_________________________[Marbles]_________________________

Autres chroniques:

Script of a jester's tears (1983)
Fugazi (1984)
Misplaced childhood (1985)
Clutching at straws (1987)
Holidays in eden (1991)
Brave (1994)
Afraid of sunlight (1995)
Made again (1996)
This strange engine (1997)
Anorak in the uk (2002)
Avant que vous vous battiez entre vous pour savoir qui a raison, il existe deux versions de "Marbles" sorti en 2004. Une première comportant deux cd qui ne paraitra uniquement qu'en téléchargement sur le site officiel du groupe
et une seconde expurgée, simplifiée, amputée de plusieurs titres sans qu'on puisse comprendre pourquoi, destinée à alimenter les bacs.
Imaginez The wall réduit à douze morceaux ...
Voilà l'effet dans une moindre mesure que donne "Marbles".
Pourquoi avoir réduit la première version en plus en mélangeant l'ordre initial des titres, ce qui fait que l'histoire déroulée n'a plus aucun sens et les chansons plus aucun lien les unes avec les autres ?
Incompréhensible.
Je n'ose pas croire que la maison de disque a pensé aux prolos que nous sommes, en nous jetant dans les bacs un
cd incomplet mais moins cher que la version précédente. Plus que la maison de disque c'est l'image de Marillion qui
en prend un coup.

1) The Invisible Man (13:37)
2) Marbles I (1:46)
3) You're Gone (6:28)
4) Angelina (7:41)
5) Marbles II (1:55)
6) Don't Hurt Yourself (5:48)
7) Fantastic Place (6:12)
8) Marbles III (1:51)
9) Drilling Holes (5:11)
10) Marbles IV (1:25)
11) Neverland (12:09)
12/ You're Gone [single mix] (4:00)


Line-up Marillion 2004:

Steve Rothery: Guitares
Steve Hogarth: Chant, guitare
Mark Kelly: Claviers
Pete Trewavas: Basse
Ian Mosley: Batterie

On saute les entrées et on passe directement au plat de résistance avec le long et riche "The Invisible Man" qui sur-
vole à peu près toutes les tendances et les habitudes du rock progressif. De la longue plage instrumentale d'intro jusqu'au mouvement d'horlogerie qui soutient la fin du titre tout y est pour construire du beau, du lourd et du pour longtemps. Des claviers fragiles, des rythmiques tendues ou liquides et une voix, toujours celle de Hogarth bien sûr, surchargée émotionnellement parlant.

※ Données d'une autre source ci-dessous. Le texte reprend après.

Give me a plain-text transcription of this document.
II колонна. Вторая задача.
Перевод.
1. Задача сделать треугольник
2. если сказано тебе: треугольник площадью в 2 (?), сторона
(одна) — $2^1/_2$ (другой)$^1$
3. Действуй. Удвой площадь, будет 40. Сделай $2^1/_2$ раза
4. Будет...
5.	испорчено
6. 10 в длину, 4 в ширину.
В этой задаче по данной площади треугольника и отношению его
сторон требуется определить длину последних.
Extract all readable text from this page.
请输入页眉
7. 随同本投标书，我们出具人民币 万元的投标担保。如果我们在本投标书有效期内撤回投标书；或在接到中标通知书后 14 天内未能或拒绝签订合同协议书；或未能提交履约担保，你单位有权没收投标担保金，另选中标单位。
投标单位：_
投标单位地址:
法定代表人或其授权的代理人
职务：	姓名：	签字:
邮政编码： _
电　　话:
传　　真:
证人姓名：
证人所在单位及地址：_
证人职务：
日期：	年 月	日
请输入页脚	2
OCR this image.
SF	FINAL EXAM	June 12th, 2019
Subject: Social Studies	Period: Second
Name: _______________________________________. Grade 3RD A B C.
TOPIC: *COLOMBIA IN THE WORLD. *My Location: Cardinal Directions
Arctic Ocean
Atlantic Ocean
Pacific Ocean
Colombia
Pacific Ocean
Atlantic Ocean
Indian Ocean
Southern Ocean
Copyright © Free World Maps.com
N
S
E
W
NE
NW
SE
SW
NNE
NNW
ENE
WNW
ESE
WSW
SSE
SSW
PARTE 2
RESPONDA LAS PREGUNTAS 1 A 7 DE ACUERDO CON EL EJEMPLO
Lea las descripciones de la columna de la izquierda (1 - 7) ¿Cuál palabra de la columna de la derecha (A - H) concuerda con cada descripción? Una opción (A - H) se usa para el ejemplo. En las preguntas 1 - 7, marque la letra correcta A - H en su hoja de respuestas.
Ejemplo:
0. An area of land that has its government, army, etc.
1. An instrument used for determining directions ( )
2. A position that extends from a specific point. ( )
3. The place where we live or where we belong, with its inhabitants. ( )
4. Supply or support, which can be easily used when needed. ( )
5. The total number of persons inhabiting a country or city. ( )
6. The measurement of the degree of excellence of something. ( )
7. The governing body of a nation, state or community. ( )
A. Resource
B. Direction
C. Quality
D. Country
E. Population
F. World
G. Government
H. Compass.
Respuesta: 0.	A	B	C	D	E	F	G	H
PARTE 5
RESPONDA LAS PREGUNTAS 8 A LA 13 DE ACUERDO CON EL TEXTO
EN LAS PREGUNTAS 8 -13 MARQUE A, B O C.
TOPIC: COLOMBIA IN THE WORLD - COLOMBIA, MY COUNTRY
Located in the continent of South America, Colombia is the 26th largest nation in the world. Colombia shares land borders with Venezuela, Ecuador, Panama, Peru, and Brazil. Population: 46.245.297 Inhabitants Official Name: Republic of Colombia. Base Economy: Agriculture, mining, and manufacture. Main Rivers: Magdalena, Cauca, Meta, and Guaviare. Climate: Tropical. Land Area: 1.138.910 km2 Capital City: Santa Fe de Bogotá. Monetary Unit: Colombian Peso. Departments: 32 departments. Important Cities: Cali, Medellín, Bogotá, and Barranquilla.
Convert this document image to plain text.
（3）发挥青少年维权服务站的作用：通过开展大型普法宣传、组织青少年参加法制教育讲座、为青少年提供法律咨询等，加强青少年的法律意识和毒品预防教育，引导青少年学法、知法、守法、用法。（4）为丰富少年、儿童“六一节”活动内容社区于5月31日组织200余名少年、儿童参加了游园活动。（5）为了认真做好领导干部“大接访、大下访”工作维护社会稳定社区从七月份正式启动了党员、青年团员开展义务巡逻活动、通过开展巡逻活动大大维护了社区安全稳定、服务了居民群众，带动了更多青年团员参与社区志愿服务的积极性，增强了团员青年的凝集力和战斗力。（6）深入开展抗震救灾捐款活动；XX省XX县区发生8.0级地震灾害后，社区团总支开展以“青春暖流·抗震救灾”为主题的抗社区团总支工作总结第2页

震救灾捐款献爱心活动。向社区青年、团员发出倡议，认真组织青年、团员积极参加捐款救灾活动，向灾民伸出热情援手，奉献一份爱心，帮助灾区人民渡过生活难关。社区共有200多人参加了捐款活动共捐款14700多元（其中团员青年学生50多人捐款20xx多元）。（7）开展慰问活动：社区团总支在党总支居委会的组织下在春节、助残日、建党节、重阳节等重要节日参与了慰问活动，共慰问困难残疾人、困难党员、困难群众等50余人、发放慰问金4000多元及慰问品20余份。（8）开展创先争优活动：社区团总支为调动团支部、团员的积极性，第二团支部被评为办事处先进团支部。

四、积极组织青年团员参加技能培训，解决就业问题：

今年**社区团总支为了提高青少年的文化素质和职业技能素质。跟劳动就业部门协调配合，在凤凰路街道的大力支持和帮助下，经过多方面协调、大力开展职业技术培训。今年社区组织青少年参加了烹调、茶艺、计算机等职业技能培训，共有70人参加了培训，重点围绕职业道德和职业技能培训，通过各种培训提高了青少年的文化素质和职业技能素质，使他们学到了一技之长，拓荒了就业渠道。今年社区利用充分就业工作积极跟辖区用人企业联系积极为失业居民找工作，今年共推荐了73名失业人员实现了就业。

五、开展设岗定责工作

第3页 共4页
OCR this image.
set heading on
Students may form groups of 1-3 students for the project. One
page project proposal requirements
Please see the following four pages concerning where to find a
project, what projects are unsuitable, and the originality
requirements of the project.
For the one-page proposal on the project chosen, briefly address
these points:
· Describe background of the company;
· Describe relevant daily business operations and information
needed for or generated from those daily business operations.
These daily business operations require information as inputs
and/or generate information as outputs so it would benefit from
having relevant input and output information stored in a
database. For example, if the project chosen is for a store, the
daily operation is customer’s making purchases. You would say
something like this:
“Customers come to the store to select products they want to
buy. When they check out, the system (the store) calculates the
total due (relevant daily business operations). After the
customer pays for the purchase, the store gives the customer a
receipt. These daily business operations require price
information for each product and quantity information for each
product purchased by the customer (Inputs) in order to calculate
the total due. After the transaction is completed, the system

Premier interlude chanté sur "Marbles I" avec un piano et un soutien musical psychédélique caché derrière la fenêtre battue par la pluie puis "You're Gone" que l'on retrouvera à la fin du disque dans une version écourtée single de presque trois minutes. La rythmique presque électro à de quoi étonner sur un disque de Marillion, mais l'ensemble quoique un peu monotone se révèle très frais à l'écoute. Très doux avec une guitare à la Mark Knopfler, "Angelina"
se fait presque jazz et cèdre odorant puis le second intermède "Marbles II".

Préparons-nous à ce qui est le meilleur titre de l'album "Don't Hurt Yourself" avec un refrain hyper accrocheur qui vous hantera encore après la fin du disque. "Fantastic Place" à nouveau dans les volutes de la douceur puis
"Marbles III" qui perdure et suit les deux premières interventions.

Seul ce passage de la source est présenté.